In this issue of Blood, Six et al provide evidence for the existence of myeloid- and lymphoid-dominant human hematopoietic stem and progenitor cells (HSPCs) using clonal tracking in patients treated with gene therapy for Wiskott-Aldrich syndrome (WAS) and β-hemoglobinopathies.1
The analysis of retroviral integration sites after HSPC gene therapy has been originally developed to assess the safety of viral vectors for clinical applications. Integration site analysis (ISA) allows for the precise localization of insertions in the genome and provides a tool for the longitudinal assessment of clonality in engrafting cell populations after gene modification and transplantation. Triggered by the insertional mutagenesis-associated adverse events in gene therapy trials in the 1990s,2 this technology has become a central benchmark for integrating vector systems to determine the safety and to track integration sites in patients.
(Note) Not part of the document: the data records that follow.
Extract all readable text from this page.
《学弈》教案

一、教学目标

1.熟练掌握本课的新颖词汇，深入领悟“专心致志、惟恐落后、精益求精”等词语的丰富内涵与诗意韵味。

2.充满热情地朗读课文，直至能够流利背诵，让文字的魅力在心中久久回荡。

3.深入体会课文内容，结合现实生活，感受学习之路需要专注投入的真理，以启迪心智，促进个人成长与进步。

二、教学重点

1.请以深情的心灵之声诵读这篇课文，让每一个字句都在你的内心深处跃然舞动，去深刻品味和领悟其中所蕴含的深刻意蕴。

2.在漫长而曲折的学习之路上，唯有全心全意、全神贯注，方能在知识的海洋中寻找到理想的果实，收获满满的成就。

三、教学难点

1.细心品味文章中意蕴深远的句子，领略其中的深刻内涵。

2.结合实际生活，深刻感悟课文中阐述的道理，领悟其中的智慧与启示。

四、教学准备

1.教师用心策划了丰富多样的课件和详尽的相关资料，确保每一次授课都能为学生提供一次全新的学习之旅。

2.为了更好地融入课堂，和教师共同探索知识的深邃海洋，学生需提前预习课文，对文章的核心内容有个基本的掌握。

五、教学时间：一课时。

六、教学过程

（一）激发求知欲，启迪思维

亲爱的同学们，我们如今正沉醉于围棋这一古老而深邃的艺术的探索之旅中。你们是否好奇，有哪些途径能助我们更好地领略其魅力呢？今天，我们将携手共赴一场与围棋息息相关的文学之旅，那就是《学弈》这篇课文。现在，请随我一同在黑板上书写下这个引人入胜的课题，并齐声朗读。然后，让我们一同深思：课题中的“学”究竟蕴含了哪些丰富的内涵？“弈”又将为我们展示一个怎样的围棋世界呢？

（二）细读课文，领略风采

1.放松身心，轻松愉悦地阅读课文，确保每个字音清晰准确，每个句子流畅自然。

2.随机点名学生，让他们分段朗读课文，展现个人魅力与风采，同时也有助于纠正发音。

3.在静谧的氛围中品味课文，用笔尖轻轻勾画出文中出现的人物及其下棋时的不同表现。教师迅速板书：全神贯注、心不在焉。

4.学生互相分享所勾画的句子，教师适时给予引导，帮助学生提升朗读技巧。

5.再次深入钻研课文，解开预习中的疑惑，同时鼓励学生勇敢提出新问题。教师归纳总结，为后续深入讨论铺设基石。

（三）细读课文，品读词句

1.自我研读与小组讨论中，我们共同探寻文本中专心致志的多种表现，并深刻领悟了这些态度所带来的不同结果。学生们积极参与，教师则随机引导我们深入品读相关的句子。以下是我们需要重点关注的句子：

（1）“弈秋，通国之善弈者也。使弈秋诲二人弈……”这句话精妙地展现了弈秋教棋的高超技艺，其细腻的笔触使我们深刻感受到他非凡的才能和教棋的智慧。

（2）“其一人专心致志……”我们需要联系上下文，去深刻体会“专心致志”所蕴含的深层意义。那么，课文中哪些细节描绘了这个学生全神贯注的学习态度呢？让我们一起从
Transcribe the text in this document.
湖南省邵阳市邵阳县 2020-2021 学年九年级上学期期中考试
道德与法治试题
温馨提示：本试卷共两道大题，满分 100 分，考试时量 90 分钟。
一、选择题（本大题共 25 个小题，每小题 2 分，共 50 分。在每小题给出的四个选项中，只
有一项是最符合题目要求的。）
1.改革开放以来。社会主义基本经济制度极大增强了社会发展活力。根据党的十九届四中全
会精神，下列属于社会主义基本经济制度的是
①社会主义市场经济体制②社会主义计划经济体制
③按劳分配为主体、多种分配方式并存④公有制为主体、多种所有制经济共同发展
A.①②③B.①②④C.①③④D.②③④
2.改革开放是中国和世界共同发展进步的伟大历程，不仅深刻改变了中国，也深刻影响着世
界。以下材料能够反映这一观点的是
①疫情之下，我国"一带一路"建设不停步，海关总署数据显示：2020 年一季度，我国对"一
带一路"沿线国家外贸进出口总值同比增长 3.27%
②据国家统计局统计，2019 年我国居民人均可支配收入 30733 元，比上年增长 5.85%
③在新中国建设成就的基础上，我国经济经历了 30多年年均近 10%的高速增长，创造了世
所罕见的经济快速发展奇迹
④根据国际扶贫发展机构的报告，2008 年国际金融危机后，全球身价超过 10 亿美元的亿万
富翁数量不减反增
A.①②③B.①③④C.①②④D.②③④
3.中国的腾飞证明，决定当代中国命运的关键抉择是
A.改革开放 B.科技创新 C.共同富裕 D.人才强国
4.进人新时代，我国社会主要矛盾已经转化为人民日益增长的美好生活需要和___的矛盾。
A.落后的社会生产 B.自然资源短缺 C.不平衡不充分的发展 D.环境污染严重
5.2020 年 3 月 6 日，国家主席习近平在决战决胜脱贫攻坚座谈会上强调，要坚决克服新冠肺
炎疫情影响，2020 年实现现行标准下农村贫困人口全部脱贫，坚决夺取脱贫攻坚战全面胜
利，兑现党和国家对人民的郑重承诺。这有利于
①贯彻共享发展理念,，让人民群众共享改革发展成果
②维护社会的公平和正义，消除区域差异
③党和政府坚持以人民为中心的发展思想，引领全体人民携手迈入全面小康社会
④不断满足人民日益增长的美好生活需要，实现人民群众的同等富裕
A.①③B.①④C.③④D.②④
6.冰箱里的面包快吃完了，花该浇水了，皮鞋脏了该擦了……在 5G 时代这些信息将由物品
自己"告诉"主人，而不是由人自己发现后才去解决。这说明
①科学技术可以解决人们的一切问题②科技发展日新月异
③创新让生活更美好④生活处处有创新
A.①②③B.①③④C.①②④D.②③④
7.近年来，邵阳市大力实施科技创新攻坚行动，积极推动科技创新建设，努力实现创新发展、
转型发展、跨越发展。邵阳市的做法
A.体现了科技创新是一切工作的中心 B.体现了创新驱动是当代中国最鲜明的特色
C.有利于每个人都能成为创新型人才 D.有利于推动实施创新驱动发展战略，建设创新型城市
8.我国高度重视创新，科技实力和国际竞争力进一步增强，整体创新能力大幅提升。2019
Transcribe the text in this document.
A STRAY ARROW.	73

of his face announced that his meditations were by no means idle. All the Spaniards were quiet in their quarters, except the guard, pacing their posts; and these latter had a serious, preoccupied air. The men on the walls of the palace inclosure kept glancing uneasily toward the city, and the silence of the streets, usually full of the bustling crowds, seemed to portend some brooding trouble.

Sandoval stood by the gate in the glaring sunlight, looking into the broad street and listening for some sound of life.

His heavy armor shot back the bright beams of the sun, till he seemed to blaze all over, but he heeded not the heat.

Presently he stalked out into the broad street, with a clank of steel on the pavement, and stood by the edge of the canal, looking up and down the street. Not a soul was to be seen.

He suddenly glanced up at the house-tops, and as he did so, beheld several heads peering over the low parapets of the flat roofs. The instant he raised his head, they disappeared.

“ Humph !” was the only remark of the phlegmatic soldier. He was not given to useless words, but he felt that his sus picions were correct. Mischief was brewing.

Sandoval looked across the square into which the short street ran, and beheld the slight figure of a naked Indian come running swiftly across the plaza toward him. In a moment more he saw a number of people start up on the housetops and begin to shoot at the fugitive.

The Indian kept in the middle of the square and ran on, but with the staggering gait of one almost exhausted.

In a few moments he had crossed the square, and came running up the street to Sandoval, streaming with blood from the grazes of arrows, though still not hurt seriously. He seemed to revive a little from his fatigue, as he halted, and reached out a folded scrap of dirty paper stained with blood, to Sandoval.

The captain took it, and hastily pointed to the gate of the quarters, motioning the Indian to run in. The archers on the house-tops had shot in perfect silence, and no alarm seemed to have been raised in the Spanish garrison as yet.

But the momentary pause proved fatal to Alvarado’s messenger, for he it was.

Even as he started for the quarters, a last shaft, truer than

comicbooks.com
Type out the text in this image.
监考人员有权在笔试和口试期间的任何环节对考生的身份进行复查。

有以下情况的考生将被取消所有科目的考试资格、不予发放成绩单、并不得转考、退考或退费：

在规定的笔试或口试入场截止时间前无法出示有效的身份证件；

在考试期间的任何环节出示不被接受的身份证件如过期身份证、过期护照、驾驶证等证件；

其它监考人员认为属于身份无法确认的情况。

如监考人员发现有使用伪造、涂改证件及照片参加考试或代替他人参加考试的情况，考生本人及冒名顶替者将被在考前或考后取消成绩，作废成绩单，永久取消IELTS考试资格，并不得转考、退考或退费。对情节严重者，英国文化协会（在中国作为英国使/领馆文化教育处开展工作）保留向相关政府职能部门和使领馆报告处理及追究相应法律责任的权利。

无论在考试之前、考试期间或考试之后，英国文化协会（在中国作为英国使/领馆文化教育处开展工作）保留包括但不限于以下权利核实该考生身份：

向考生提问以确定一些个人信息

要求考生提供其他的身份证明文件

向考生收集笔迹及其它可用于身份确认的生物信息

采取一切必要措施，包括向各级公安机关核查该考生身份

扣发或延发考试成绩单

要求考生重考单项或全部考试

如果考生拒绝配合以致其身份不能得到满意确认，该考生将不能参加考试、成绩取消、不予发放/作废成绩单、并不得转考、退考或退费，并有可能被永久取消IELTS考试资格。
Beyond these important safety aspects, researchers quickly discovered the value of ISA to study hematopoietic reconstitution after transplantation, determine engraftment of true multilineage hematopoietic stem cells (HSCs), and dissect the lineage relationships among mature blood types. The steady decline in costs for next-generation sequencing, the development of cutting-edge bioinformatics tools, and especially, the availability of primary patient material from gene therapy trials have led to a remarkable series of discoveries in basic human HSPC biology over the past decade. A number of laboratories, including those of Bushman,2 Biasco,3 von Kalle and Schmidt,4 and Kiem,5,6 among others, have been finetuning the methods for ISA and optimizing the bioinformatic pipelines to handle these valuable patient samples and data. However, scarce patient material remains a bottleneck, limiting the number of repeat sequencing runs in order to reduce the variability, increase data quality, and, consequently, guarantee the correct interpretation of such complex datasets.
In this study, Six et al analyzed the long-term contribution of vector-modified HSPCs in 4 patients with WAS and 2 patients with β-hemoglobinopathies after successful gene therapy with lentiviral vectors. The authors tackled a variety of technical difficulties that can impact the quality of integration site sequencing data and easily lead to false interpretation of the clonal composition. The group sort-purified all 5 blood lineages from the peripheral blood of these patients, accounted for the cross-contamination during sampling and analysis, as well as incorporated the variance of the vector copy number within each lineage. This enormous effort not only allowed the authors to significantly reduce the known variability within ISA data but also at the same time enabled them to more stringently dissect the data and tease apart the contribution of individual clones to all 5 blood lineages.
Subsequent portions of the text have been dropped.